The comment to which you reply uses the %[] conversion to impose stricter limits...

sdenton4 · on March 1, 2021

(As opposed to the comma-separated data files that we enlightened future-folk use!)

Darkphibre · on March 1, 2021

You know, why don't we use 0x1F (Unit Separator)? Seems like we have had a hierarchical delimiters since ASCII / punch cards, yet I never hear about them. https://en.wikipedia.org/wiki/C0_and_C1_control_codes#Field_...

CSVs are such a pain if you have freeform text (in which you have to handle newlines and escaped quotes).

It seems like using FS/GS/RS/US from the C0 control codes would be divine (provided there was implicit support for viewing/editing them in a simple text editor). I get that it's a non-printable control character, and thus not traditionally rendered... but that latter point could have been done ages ago as a standard convention in editors (enter VIM et. al., as they will indeed allow you to see them).

jimmaswell · on March 1, 2021

It's nice being able to edit a CSV in a text editor. It wouldn't be worth it to lose that just to not have to escape some strings.

JdeBP · on March 1, 2021

Text editors that can put control characters into files, and indeed PC keyboards that have a [Control] key, have been around for decades, though. For example: With WordStar, SideKick, and Microsoft's EDIT, one just typed [Control]+[P] and then the control character. M. Darkphibre mentioned VIM, but really this isn't an idea that was ever limited to just VIM and emacs.

sp332 · on March 1, 2021

It wouldn't take that much effort to add a glyph in the editor for it?

afiori · on March 1, 2021

more than that it is nice to edit files with a standard keyboard,

db48x · on March 1, 2021

If your editor doesn't allow you to enter arbitrary characters using a standard keyboard then you need a better editor.

chousuke · on March 1, 2021

The problem is not the editor, it's the human typing on the keyboard that sees , and thinks "that'll do". Using an obscure dedicated character is not going to happen.

Darkphibre · on March 3, 2021

I guess my point was a curiosity that these control codes had become obscure, when text format interchange is so prevalent throughout computing history.

afiori · on March 2, 2021

I do not want to learn new input methods for every program, I want a standardized compose-like functionality that allow me to write both diacritics and backticks ( a plus for the rest of unicode)

db48x · on March 2, 2021

All operating systems have that too. Look up "Input Method Editor" in your favorite OS's documentation. See also dead keys, compose key, AltGr, etc, etc. If you think you can't edit a file because it has funny characters in it, then you're not trying hard enough.

afiori · on March 2, 2021

I know, still there is no reasonable way* to do both common european diacritics and backticks/tilde on windows without installing third-party software.

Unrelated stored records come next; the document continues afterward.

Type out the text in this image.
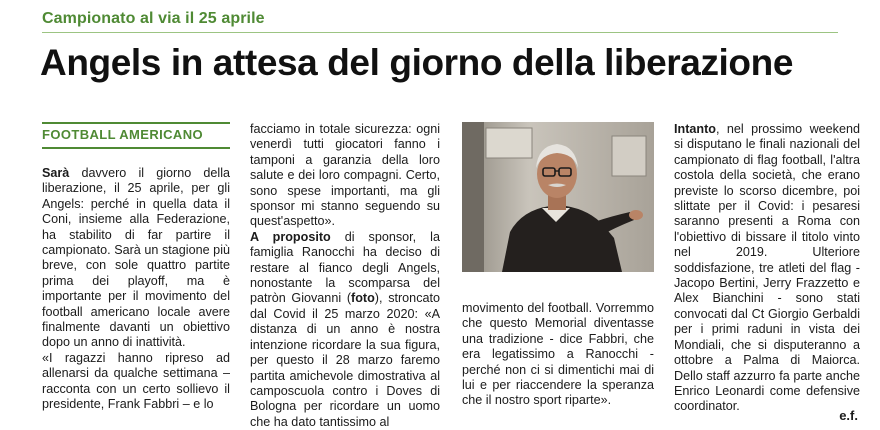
Campionato al via il 25 aprile
Angels in attesa del giorno della liberazione
FOOTBALL AMERICANO

Sarà davvero il giorno della liberazione, il 25 aprile, per gli Angels: perché in quella data il Coni, insieme alla Federazione, ha stabilito di far partire il campionato. Sarà un stagione più breve, con sole quattro partite prima dei playoff, ma è importante per il movimento del football americano locale avere finalmente davanti un obiettivo dopo un anno di inattività.

«I ragazzi hanno ripreso ad allenarsi da qualche settimana – racconta con un certo sollievo il presidente, Frank Fabbri – e lo

facciamo in totale sicurezza: ogni venerdì tutti giocatori fanno i tamponi a garanzia della loro salute e dei loro compagni. Certo, sono spese importanti, ma gli sponsor mi stanno seguendo su quest'aspetto».

A proposito di sponsor, la famiglia Ranocchi ha deciso di restare al fianco degli Angels, nonostante la scomparsa del patròn Giovanni (foto), stroncato dal Covid il 25 marzo 2020: «A distanza di un anno è nostra intenzione ricordare la sua figura, per questo il 28 marzo faremo partita amichevole dimostrativa al camposcuola contro i Doves di Bologna per ricordare un uomo che ha dato tantissimo al

movimento del football. Vorremmo che questo Memorial diventasse una tradizione - dice Fabbri, che era legatissimo a Ranocchi - perché non ci si dimentichi mai di lui e per riaccendere la speranza che il nostro sport riparte».

Intanto, nel prossimo weekend si disputano le finali nazionali del campionato di flag football, l'altra costola della società, che erano previste lo scorso dicembre, poi slittate per il Covid: i pesaresi saranno presenti a Roma con l'obiettivo di bissare il titolo vinto nel 2019. Ulteriore soddisfazione, tre atleti del flag - Jacopo Bertini, Jerry Frazzetto e Alex Bianchini - sono stati convocati dal Ct Giorgio Gerbaldi per i primi raduni in vista dei Mondiali, che si disputeranno a ottobre a Palma di Maiorca. Dello staff azzurro fa parte anche Enrico Leonardi come defensive coordinator.

e.f.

* I find dead keys irritating beyond reason, so I do not count them as an option

0xbadcafebee · on March 1, 2021

There are plenty of ways a lazy programmer will want to pass the records into something else that either doesn't handle non-printables, or does but the user doesn't like how it looks.

TSV also works more reliably than CSV, because most people don't put tab characters in the data in these kinds of records. Tab is even the default field delimiter for cut. But everybody uses CSV, because again it's easier to reason about the above. (shrug)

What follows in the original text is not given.